Stepping it Up a Notch
Sunday, July 5th, 2009One of my long-time dreams is to write. Not sure if I will ever actually publish anything, but I have thought for most of my 51 years that I would like to at least try.
But I haven’t had the nerve to really take the risk of really giving it a shot. As I have been working on my own Soul writing about writing, I have been trying to figure out what is blocking me from even trying it out. There is a fear of rejection, yet that reason is not the greatest one, and that surprised me. Instead of being afraid of rejection, my biggest fear has been of being ignored. The idea is that I would invest my energy and time only to find what I write about being dismissed as irrelevant.
One of the purposes of my blog is to try to get past that fear. The fear is still present, because so far my blog posts only get a few readers. Part of the reason I’ve decided is that I haven’t followed through on the commitment to write regularly. So I am trying to step up the regularity of my posting. Not sure if I will get to the daily post rhythm anytime soon, but I am going to try to write something everyday even if I don’t publish it every day.

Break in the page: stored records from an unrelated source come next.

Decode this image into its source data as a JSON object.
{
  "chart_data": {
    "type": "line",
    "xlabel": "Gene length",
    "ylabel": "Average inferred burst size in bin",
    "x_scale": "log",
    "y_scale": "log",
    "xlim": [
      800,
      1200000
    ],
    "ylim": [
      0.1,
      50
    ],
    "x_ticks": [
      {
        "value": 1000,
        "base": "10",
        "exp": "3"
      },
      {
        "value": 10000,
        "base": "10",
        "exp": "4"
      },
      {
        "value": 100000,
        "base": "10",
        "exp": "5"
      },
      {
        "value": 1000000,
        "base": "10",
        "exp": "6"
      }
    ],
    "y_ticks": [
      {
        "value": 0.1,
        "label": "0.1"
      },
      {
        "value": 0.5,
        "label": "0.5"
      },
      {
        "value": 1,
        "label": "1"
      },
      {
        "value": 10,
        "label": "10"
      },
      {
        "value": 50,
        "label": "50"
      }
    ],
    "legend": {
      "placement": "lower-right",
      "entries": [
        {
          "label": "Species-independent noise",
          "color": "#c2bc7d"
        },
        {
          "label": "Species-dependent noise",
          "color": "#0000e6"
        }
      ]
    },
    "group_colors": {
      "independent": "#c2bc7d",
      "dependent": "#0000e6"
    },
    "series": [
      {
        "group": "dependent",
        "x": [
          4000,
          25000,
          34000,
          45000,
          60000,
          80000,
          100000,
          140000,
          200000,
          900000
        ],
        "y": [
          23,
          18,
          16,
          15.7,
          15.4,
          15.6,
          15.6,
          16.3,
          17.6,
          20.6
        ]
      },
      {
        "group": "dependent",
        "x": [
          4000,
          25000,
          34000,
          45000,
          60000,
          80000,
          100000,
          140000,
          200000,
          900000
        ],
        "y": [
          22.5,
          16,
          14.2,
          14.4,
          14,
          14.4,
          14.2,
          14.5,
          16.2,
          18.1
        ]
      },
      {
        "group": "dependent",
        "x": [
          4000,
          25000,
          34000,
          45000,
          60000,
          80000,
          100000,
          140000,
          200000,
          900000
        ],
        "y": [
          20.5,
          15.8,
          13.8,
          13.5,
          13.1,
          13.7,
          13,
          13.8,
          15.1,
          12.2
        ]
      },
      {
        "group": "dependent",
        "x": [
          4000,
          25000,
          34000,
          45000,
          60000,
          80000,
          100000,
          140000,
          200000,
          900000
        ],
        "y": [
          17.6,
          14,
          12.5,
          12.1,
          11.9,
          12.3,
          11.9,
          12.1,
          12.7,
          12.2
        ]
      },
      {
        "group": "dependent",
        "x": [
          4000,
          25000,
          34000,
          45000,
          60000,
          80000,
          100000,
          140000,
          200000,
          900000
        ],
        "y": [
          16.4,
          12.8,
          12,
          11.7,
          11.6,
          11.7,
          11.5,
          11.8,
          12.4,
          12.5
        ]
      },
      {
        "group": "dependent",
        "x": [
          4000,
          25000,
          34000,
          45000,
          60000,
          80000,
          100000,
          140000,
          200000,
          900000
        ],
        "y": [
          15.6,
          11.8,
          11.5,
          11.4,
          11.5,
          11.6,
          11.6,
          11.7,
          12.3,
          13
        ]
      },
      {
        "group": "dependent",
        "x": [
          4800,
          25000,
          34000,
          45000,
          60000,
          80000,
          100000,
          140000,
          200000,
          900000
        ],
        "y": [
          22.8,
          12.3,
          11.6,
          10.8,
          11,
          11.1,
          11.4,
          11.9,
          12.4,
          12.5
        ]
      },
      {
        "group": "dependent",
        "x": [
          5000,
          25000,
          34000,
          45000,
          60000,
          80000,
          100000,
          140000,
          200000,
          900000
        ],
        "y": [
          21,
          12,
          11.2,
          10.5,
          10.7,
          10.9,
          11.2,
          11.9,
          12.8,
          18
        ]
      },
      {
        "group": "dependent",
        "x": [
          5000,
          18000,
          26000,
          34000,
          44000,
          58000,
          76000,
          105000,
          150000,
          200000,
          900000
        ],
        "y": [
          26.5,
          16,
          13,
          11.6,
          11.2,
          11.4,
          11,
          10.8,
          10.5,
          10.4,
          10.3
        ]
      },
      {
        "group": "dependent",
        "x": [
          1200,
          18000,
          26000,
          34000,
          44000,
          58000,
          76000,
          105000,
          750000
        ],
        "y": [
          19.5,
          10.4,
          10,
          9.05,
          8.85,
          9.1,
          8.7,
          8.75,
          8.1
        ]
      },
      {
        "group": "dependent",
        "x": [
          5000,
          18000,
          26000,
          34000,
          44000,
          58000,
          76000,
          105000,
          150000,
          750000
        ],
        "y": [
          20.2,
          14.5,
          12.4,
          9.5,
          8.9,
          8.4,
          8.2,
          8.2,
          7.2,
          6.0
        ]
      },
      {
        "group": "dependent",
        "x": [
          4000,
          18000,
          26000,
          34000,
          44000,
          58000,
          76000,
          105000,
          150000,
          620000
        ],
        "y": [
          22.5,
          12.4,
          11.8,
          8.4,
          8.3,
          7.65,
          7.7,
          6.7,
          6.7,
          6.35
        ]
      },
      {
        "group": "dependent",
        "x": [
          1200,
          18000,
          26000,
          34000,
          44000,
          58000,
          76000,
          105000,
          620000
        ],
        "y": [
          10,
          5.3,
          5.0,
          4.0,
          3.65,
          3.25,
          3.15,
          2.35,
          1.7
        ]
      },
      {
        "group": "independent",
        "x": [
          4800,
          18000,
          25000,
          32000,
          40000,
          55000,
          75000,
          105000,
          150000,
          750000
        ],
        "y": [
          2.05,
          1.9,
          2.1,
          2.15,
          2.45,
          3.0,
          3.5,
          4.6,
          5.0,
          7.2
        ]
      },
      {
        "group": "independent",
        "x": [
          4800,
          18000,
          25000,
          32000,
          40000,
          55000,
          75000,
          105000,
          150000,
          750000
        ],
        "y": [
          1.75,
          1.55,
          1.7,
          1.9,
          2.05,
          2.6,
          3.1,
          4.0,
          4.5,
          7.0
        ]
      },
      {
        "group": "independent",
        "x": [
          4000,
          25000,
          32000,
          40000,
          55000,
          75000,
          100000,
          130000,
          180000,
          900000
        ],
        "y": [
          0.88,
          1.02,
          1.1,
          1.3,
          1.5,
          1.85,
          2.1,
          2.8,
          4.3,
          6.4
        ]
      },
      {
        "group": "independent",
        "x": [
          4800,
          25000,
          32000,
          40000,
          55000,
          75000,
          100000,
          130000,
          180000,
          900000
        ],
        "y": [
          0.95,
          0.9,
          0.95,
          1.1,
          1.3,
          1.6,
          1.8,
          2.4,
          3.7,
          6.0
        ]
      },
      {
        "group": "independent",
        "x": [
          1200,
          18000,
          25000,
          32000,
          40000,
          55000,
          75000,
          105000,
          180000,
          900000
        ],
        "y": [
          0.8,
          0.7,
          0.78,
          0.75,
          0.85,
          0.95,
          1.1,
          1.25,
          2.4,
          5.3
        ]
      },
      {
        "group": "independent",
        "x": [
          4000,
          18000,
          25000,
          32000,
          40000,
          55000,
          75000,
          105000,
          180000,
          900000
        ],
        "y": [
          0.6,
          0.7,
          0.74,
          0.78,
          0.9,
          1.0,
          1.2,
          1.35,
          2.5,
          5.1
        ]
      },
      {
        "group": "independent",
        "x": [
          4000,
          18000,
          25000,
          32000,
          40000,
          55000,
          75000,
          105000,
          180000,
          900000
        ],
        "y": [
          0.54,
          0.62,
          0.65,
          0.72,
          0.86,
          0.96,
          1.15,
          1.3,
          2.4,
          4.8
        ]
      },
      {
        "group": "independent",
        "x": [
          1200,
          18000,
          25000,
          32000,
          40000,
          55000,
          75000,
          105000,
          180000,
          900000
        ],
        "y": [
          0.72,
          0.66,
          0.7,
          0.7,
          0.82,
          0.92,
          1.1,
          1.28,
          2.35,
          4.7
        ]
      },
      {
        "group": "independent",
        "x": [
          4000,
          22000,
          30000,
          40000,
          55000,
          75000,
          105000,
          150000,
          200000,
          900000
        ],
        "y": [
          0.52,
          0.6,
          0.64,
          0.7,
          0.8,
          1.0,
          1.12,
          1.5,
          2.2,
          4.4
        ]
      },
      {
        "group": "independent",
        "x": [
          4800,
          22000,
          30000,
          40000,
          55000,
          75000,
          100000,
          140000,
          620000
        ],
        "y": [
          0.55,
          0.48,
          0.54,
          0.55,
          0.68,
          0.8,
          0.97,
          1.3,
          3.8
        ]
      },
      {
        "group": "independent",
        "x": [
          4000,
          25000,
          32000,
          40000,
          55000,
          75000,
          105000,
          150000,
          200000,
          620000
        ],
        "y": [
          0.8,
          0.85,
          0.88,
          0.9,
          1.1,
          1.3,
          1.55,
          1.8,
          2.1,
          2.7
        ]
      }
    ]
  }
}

Which leads me to my second conclusion about my marginal readership: the quality of my writing. So far, I have intentionally seen my blog posts as raw. In order to not get stuck in my fear of how my writings will be received, I have just written and not dwelt on them very long. Some minimal editing to make sure I don’t sound like a complete fool, but so far, what you see are the first drafts of the ideas as they come. While some will continue to be that way (like this one), I want to step up the quality of my posts. So while I want to write something everyday, there will be some posts that I will work on for a few days before publishing. My hope is that as the quality increases I can gain more confidence in my attempts.
But what will I write about? I have two major themes and sets of ideas that keep recurring in my life.
One theme is church renewal. That is a wide ranging realm of thought, yet lately the Rethink Church marketing program has given me some hooks for the thoughts that have been deepening in my heart for the 20+ years of my ministry. In May, I offered a preaching series on Rethink Church that has been tying together my thoughts on church renewal and the place of spirituality in that endeavor. So that will be one area that will see some edited posts.
The other theme is a combination of themes. I have already ventured into that realm. Part of it is the enneagram and that powerful view of how we operate as persons of God. The other part of that combination is using the ancient elements of the western world as a map for spiritual growth and development.
I guess, I write about this as a public declaration of what my hope is for this blog as well as for diving into this old dream of mine.
I welcome any encouragement you might give. Thanks.